This is a bit of an aside (though related), but the vaunted static analysis “enabled” by ES modules has currently got a nuclear-sized hole in it. I don’t see it allowing full static analysis that would be of great use by things-that-have-to-work until all non-statically analyzable things disappear from the scene (maybe in 2026?).
I am currently working on a tool that “simply” needs to be able to determine the exports of all files that could be imported into a module. It needs to do this during development, i.e. without running the code, i.e. it needs to be able to statically analyze the exports of everything that the application might be able to access.
It simply isn’t possible at this stage of the game to achieve this with 100% accuracy even with a pure ES module. The proverbial straw in the ES module specification is that keeps even some ES modules from being statically analyzable is
export * from 'x';. If ‘x’ is anything not statically analyzable (a CommonJS module for example), then the exports of the module using that statement are not statically analyzable.

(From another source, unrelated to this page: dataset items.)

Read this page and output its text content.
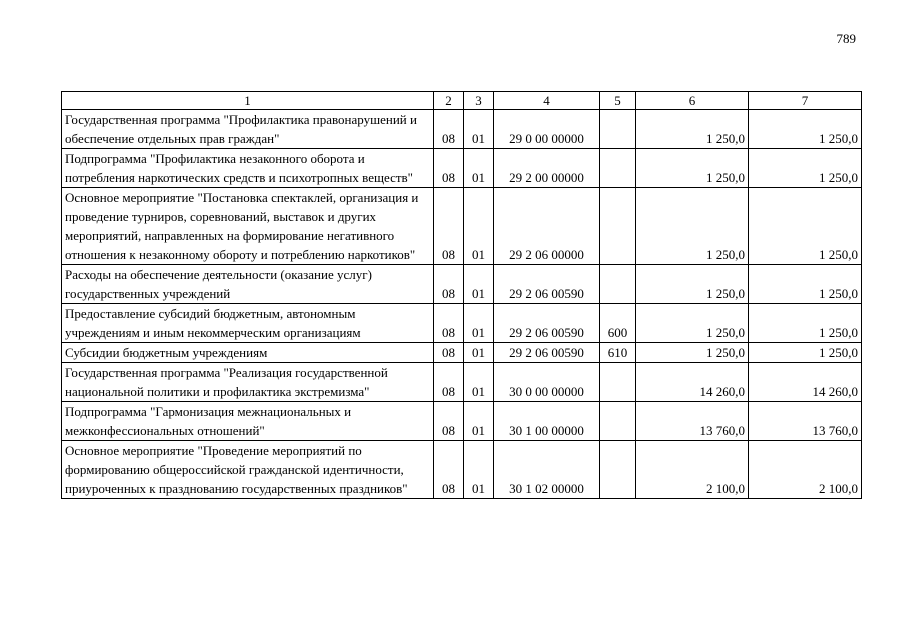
789
1	2	3	4	5	6	7
Государственная программа "Профилактика правонарушений и обеспечение отдельных прав граждан"	08	01	29 0 00 00000		1 250,0	1 250,0
Подпрограмма "Профилактика незаконного оборота и потребления наркотических средств и психотропных веществ"	08	01	29 2 00 00000		1 250,0	1 250,0
Основное мероприятие "Постановка спектаклей, организация и проведение турниров, соревнований, выставок и других мероприятий, направленных на формирование негативного отношения к незаконному обороту и потреблению наркотиков"	08	01	29 2 06 00000		1 250,0	1 250,0
Расходы на обеспечение деятельности (оказание услуг) государственных учреждений	08	01	29 2 06 00590		1 250,0	1 250,0
Предоставление субсидий бюджетным, автономным учреждениям и иным некоммерческим организациям	08	01	29 2 06 00590	600	1 250,0	1 250,0
Субсидии бюджетным учреждениям	08	01	29 2 06 00590	610	1 250,0	1 250,0
Государственная программа "Реализация государственной национальной политики и профилактика экстремизма"	08	01	30 0 00 00000		14 260,0	14 260,0
Подпрограмма "Гармонизация межнациональных и межконфессиональных отношений"	08	01	30 1 00 00000		13 760,0	13 760,0
Основное мероприятие "Проведение мероприятий по формированию общероссийской гражданской идентичности, приуроченных к празднованию государственных праздников"	08	01	30 1 02 00000		2 100,0	2 100,0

This makes it impossible to consistently accomplish some pretty simple (and common in other languages) development-time activities. For example, in the following code, whether yStuff.hello exists cannot be determined by your editor while editing the file ‘x’ and a “goto” hello feature can’t be implemented.
// let module 'z' be from some other module system that can't be statically analyzed
// in ES module 'y'
export * from 'z';
// in ES module x
import * as yStuff from 'y';
Very few npm packages are currently statically analyzable. Even if they’ve adopted ES modules, the package.json leads you to the transpiled main instead of the true source ES module.
This is where the Meteor package system is ahead of npm. We have an interface definition (as given by the api.exports) that can be utilized to describe older package interfaces.
I hope Ben somehow convinces the npm community to add some equivalent of this to npm’s package.json before we go there. It would be very helpful to future development tools to be able to automatically determine the interface to a package. They can’t exactly read the README. A Meteor-specific extension to package.json doesn’t cut it. It should be something the whole community uses.
If we don’t get some means of defining a package interface added to package.json (and used), then the more npm we adopt, the less statically analyzable our code becomes. The only reason we might not be screaming about this is we haven’t had the time to evolve development tools (editor plugins for example) that use our package definitions to give us advanced features.
Ok, so yeh, that was a rant based on frustration.